Alfred Hitchcock once said that the length of a film should be directly related to the endurance of the human bladder. At a little over two hours and thirty minutes, Chris Urch’s first full-length play requires a bit of patience and a strong bladder, but its longer running time is wholly necessary to what it is trying to achieve.

First seen at Theatre503 in September last year, Land of our Fathers is set on the eve of the 1979 general election and concerns six Welsh miners trapped underground, after an electrical explosion causes a tunnel to collapse above their heads. At first spirits are high, with the group happy to while away the hours rationing out packed lunches and filling in crumpled crosswords, safe in the knowledge that those above ground are doing their level best to rescue them. But as hours turn into days, days into weeks, the desperate reality of the situation begins to dawn on the trapped miners.

For much of the play’s first act, you’d be forgiven for forgetting the evident danger of the situation. The action is breezily paced and brilliantly funny, with Urch revealing himself as a writer with a particular pennant for punchy one-liners – many of which are far dirtier than the miners’ mud-covered faces. But not only is this one of the best written and funniest débuts you are likely to see, it has a tonal variation rarely found in the work of first time playwrights, with the lewd laughter of the first act superseded by surprising darkness in what is a necessarily bleaker second act. In one sequence, as the effects of dehydration take hold, the previously upbeat Curly (Kyle Rees) recalls a disturbing dream from the night before. Accentuated by Simon Slater’s otherworldly sound design, Urch locates a dense poetic surrealism that brings to mind the work of Philip Ridley and the late Sarah Kane.

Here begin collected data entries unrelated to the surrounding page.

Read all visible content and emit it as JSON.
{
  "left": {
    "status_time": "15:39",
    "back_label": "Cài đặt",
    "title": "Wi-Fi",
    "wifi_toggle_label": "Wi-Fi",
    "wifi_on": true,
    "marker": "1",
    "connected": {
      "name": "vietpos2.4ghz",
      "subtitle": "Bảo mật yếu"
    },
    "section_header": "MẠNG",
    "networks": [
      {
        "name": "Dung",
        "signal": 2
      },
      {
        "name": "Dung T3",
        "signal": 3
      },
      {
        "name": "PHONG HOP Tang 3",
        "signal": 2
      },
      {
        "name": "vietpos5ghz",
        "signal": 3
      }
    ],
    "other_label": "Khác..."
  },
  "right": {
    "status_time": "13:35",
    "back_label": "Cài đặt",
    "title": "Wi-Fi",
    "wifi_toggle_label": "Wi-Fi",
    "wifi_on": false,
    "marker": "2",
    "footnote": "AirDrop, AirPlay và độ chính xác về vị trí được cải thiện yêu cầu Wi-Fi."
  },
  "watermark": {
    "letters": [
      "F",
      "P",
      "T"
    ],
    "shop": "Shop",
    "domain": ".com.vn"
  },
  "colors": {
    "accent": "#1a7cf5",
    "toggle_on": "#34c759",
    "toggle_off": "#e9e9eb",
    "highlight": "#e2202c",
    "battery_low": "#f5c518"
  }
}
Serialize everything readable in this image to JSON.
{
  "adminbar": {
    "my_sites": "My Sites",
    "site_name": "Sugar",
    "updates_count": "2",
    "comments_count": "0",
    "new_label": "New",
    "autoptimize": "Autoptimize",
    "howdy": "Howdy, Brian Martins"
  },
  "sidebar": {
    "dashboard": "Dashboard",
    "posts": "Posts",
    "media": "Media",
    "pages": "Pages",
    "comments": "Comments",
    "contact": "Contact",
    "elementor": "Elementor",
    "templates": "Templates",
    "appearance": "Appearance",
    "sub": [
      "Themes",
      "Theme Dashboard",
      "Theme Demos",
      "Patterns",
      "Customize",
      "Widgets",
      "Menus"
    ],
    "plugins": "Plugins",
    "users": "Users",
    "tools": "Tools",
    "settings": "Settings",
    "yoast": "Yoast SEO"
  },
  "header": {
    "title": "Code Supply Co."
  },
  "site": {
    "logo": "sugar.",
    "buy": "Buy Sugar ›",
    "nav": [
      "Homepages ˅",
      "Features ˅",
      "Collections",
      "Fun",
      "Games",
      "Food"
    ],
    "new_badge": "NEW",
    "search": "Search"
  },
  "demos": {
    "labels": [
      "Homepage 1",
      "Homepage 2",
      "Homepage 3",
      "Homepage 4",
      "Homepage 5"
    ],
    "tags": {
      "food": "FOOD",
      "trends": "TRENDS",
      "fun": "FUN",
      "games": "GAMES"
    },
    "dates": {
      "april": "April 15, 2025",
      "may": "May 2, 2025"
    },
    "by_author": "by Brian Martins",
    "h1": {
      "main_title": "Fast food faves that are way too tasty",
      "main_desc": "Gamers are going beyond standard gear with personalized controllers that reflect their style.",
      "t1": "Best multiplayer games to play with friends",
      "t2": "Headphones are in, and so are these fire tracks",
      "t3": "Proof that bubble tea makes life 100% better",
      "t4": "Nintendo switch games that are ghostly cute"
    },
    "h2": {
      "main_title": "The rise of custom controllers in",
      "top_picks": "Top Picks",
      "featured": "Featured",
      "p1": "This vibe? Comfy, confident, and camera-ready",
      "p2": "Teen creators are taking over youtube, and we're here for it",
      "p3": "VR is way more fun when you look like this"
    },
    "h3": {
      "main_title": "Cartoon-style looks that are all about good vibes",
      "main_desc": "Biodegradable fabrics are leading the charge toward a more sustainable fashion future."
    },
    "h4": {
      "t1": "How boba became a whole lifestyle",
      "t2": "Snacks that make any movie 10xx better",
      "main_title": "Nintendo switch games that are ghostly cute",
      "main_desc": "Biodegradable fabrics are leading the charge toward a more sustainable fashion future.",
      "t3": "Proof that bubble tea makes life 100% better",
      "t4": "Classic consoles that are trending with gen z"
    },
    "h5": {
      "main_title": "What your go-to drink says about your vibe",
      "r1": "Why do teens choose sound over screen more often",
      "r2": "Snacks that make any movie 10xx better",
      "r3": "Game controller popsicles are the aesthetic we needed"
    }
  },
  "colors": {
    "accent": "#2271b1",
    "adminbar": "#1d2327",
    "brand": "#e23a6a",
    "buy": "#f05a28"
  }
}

Paul Robinson’s production does well to emphasise the richness of the writing, revelling in the laughs and set pieces as much as the moments of intimacy and increasing intensity. He draws out impressive performances from his excellent cast, with Patrick Brennan playing the deputy Chopper with all the unbridled force of a wardrobe falling down a flight of stairs.

Though some might protest that the play is overly long, its length is integral in establishing a feeling of endurance on which the play relies. If it had been restricted to 90 minutes, much of the character ambiguities and tonal complexities would likely have been hammered out. As it is, this is a distinct début from an outstanding new voice.